Tuesday, June 10, 2014

Intro

Short version: Never had a garden, now have been trying for a few seasons and I'm not real great at it. I will become a good gardener though, and perhaps a home steader??

Medium Version: I'm from Texas. If you are from anywhere else in the country, especially places where everyone gardens, let me clear something up for you, Texans aren't farmers. Yes there are a lot of cows, but they are on billion dollar cattle establishments. Everyone else with cows just has a few for the tax break of having 'agricultural land'.
This isn't exclusively true, but being a small city, central Texas native, that is my experience. We don't go outside (Where did you like to hike as a family when you were young?-- We didn't) So when I moved to Helltopia (a place known to some as utopia, others (me) as hell) in the much-more-North-Than-Texas, I experienced seasons for the first time, the ease in which everyone around me had gardens, sometimes very large ones and the satisfaction of doing so.

Somewhere in between being a hippy (No thank you High-Fructose-Corn-Syrup) and being the opposite (heels, yes, dangly earrings, yes, a full set of make up and painted nails, non-organic yes yes yes) I want to grow my own food and be close- ok, not close but in a relationship with the land.

Long Version: It's important to me that my kids grow up going outside (total kids as of right now: one on the way) and having chores, responsibilities and skills I find useful and cool.

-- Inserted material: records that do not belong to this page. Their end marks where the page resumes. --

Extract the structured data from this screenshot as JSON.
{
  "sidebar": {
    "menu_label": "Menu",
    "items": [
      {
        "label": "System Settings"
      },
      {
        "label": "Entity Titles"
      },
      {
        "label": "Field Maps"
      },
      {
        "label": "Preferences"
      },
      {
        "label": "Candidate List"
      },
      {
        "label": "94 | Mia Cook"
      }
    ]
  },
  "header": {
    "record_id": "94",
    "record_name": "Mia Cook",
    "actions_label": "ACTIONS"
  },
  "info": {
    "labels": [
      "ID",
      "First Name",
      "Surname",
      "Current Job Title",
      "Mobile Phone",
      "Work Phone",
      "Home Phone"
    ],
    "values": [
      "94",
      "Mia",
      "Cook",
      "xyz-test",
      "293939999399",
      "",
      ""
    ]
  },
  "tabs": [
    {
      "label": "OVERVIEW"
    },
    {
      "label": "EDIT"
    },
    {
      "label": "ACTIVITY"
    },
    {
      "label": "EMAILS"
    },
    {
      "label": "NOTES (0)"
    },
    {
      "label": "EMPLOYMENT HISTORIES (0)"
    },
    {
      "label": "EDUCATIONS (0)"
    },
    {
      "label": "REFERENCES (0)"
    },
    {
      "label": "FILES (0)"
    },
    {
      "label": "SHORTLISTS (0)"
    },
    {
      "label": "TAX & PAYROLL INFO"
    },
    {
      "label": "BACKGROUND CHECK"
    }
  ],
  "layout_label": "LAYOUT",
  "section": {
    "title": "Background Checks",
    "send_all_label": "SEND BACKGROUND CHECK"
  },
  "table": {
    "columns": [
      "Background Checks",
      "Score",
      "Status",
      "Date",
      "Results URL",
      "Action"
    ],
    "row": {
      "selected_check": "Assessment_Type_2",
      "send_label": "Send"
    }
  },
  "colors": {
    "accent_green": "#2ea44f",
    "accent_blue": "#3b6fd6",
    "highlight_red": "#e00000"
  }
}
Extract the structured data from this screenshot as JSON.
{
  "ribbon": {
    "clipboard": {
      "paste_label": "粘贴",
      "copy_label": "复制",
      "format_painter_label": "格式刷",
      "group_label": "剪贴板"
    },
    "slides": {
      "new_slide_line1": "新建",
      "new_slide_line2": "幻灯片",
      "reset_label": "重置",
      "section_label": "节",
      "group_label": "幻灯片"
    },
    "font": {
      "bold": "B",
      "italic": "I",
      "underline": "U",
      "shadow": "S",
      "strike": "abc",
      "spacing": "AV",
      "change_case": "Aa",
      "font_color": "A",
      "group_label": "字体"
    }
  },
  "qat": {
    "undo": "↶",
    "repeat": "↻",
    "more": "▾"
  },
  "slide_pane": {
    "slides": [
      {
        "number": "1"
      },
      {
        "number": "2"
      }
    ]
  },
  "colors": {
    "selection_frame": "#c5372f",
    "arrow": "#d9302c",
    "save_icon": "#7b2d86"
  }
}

I don't know what it is about me that can get such bad "luck" when it comes to gardening, but I figure everyone has to start somewhere and I'm starting here, where I am, with just a few plants. I can track what I learn on the way and hopefully get advice on everything that goes wrong! I have a lot more wrong going on than right.

While we're at it: About the Garden: We just moved to USDA Zone 9 beginning of March (also found out I was pregnant then, got super sick, not much got done) and we have to garden in containers. We have lettuce, tomatoes, celery leaf, parsley, fennel, crook neck squash and cilantro. Not a lot, none of it is going great. More to come on that as we go!

My other great longing for gardening is that --secretly, no one tell my husband please- I am kind of intrigued by this 'seasons' thing. They are weird and annoying, but I like that there is a busy season and a slow season, it's just cool. Snow is horrible and should be illegal, but living your life with the world is just so neat, while the trees and plants are busy growing, producing, flowering and bees are pollinating and everything is on GO, so are you. Then you stock pile it (can anyone say nesting?) and that is about as attractive a thought to a pregnant quarter-lifer as you can get.